Mourners wept, ululated or quietly embraced one another under the arches of the Syriac Catholic church of Al-Tahera where portraits of the dead lined the stairs, showing men, women and children of all ages.

"I don't know what to say; there is pain in our hearts, a tragedy that will never be forgotten," said Najiba Yuhana, 55, who lost multiple relatives. "There is anger and sadness that is indescribable and without compare."

Authorities have blamed indoor fireworks that set alight ceiling decorations for the fire that quickly engulfed the reception centre, constructed from highly combustible building materials that belched toxic smoke.

At least 150 people suffered burns, smoke inhalation and crush wounds sustained in the stampede when the nearly 900 panicked guests tried to flee the reception centre though its few escape doors.

The disaster hit the town of Qaraqosh, a centre of Iraq's small Christian community in the Nineveh Plains near Mosul, which is still recovering from the terrors of Islamic State group jihadist rule from 2014 to 2017.

The town, also known as Hamdaniyah, is now home to 26,000 Christians -- half of its original population.

At the church, which Pope Francis visited in March 2021, many of the bereaved sobbed quietly, joined by a few survivors with bandaged wounds.

Prime Minister Mohamed Shia al-Sudani, who has declared three days of national mourning, travelled to the province on Thursday to visit "the injured and the families of the victims", his office said.
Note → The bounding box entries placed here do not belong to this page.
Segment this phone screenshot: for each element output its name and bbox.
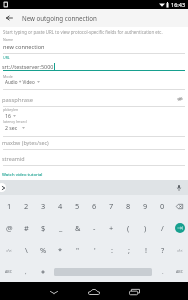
button[interactable]: $ bbox=[35, 217, 52, 239]
staticText: $ bbox=[41, 223, 46, 233]
staticText: * bbox=[58, 245, 63, 255]
staticText: new connection bbox=[3, 43, 45, 51]
button[interactable]: =\< bbox=[0, 239, 18, 261]
button[interactable]: Navigate up bbox=[0, 9, 19, 27]
button[interactable]: Back bbox=[34, 282, 74, 300]
button[interactable]: 0 bbox=[154, 195, 171, 217]
staticText: , bbox=[25, 268, 27, 276]
button[interactable]: ! bbox=[137, 239, 154, 261]
staticText: URL bbox=[3, 55, 10, 60]
button[interactable]: ' bbox=[86, 239, 103, 261]
staticText: 7 bbox=[109, 201, 114, 211]
staticText: 3 bbox=[41, 201, 46, 211]
staticText: pbkeylen bbox=[3, 107, 19, 112]
staticText: : bbox=[111, 245, 113, 255]
staticText: & bbox=[75, 223, 81, 233]
button[interactable]: Enter bbox=[171, 217, 188, 239]
button[interactable]: * bbox=[52, 239, 69, 261]
button[interactable]: More symbols bbox=[171, 239, 188, 261]
staticText: / bbox=[161, 223, 164, 233]
staticText: =\< bbox=[177, 248, 183, 253]
button[interactable]: Watch video tutorial bbox=[2, 172, 43, 178]
button[interactable]: ; bbox=[120, 239, 137, 261]
staticText: ; bbox=[128, 245, 130, 255]
staticText: 5 bbox=[75, 201, 80, 211]
staticText: streamid bbox=[2, 155, 25, 162]
button[interactable]: / bbox=[154, 217, 171, 239]
button[interactable]: : bbox=[103, 239, 120, 261]
staticText: passphrase bbox=[2, 96, 34, 104]
staticText: 0 bbox=[160, 201, 165, 211]
button[interactable]: 8 bbox=[120, 195, 137, 217]
staticText: 6 bbox=[92, 201, 97, 211]
button[interactable]: Voice input bbox=[174, 183, 184, 193]
staticText: latency (msec) bbox=[3, 119, 27, 124]
staticText: " bbox=[76, 245, 80, 255]
button[interactable]: # bbox=[18, 217, 35, 239]
staticText: Mode bbox=[3, 74, 13, 79]
staticText: srt://testserver:5000 bbox=[2, 63, 54, 70]
staticText: 16:43 bbox=[171, 1, 186, 8]
staticText: =\< bbox=[6, 248, 12, 253]
staticText: New outgoing connection bbox=[22, 14, 97, 22]
staticText: ABC bbox=[5, 269, 12, 274]
staticText: @ bbox=[6, 223, 13, 233]
staticText: ABC bbox=[176, 269, 183, 274]
button[interactable]: 7 bbox=[103, 195, 120, 217]
staticText: ! bbox=[145, 245, 147, 255]
staticText: 8 bbox=[126, 201, 131, 211]
staticText: # bbox=[24, 223, 29, 233]
button[interactable]: + bbox=[103, 217, 120, 239]
button[interactable]: Home bbox=[74, 282, 114, 300]
staticText: Audio + Video bbox=[5, 79, 35, 85]
button[interactable]: 5 bbox=[69, 195, 86, 217]
staticText: . bbox=[162, 268, 164, 276]
button[interactable]: _ bbox=[52, 217, 69, 239]
staticText: maxbw (bytes/sec) bbox=[2, 139, 49, 146]
staticText: + bbox=[109, 223, 114, 233]
staticText: 4 bbox=[58, 201, 63, 211]
button[interactable]: ( bbox=[120, 217, 137, 239]
staticText: ( bbox=[127, 223, 130, 233]
button[interactable]: - bbox=[86, 217, 103, 239]
button[interactable]: ) bbox=[137, 217, 154, 239]
staticText: Name bbox=[3, 37, 14, 42]
staticText: 9 bbox=[143, 201, 148, 211]
button[interactable]: 3 bbox=[35, 195, 52, 217]
button[interactable]: , bbox=[17, 261, 34, 282]
staticText: ' bbox=[94, 245, 96, 255]
staticText: ? bbox=[161, 245, 165, 255]
staticText: Watch video tutorial bbox=[2, 172, 43, 178]
staticText: Start typing or paste URL to view protoc… bbox=[3, 29, 163, 35]
button[interactable]: & bbox=[69, 217, 86, 239]
staticText: 16 bbox=[5, 112, 11, 119]
button[interactable]: 1 bbox=[0, 195, 18, 217]
staticText: 1 bbox=[7, 201, 12, 211]
button[interactable]: Recent apps bbox=[114, 282, 154, 300]
button[interactable]: ? bbox=[154, 239, 171, 261]
button[interactable]: 6 bbox=[86, 195, 103, 217]
button[interactable]: Show passphrase bbox=[176, 95, 184, 103]
button[interactable]: 9 bbox=[137, 195, 154, 217]
staticText: \ bbox=[25, 245, 28, 255]
button[interactable]: Space bbox=[51, 261, 154, 282]
button[interactable]: 2 bbox=[18, 195, 35, 217]
button[interactable]: \ bbox=[18, 239, 35, 261]
staticText: % bbox=[40, 245, 47, 255]
button[interactable]: " bbox=[69, 239, 86, 261]
button[interactable]: 4 bbox=[52, 195, 69, 217]
button[interactable]: % bbox=[35, 239, 52, 261]
button[interactable]: @ bbox=[0, 217, 18, 239]
button[interactable]: Backspace bbox=[171, 195, 188, 217]
staticText: ) bbox=[144, 223, 147, 233]
button[interactable]: Expand toolbar bbox=[0, 183, 6, 192]
staticText: 2 sec bbox=[5, 124, 18, 131]
staticText: - bbox=[93, 223, 96, 233]
staticText: _ bbox=[59, 223, 63, 233]
button[interactable]: Keyboard settings bbox=[34, 261, 51, 282]
button[interactable]: ABC bbox=[0, 261, 17, 282]
staticText: 2 bbox=[24, 201, 29, 211]
button[interactable]: ABC bbox=[171, 261, 188, 282]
Anger has flared over the high death toll, which authorities have blamed in part on poorly observed safety regulations, an insufficient number of fire exits, and the use of highly flammable building materials.

Authorities have arrested 14 people -- the venue's owner and 10 employees as well as three people suspected of having set off the fireworks, the interior minister said.

Safety standards are often poorly observed in Iraq, a country still recovering from decades of dictatorship, war and unrest that remains plagued by mismanagement, corruption and often dilapidated infrastructure.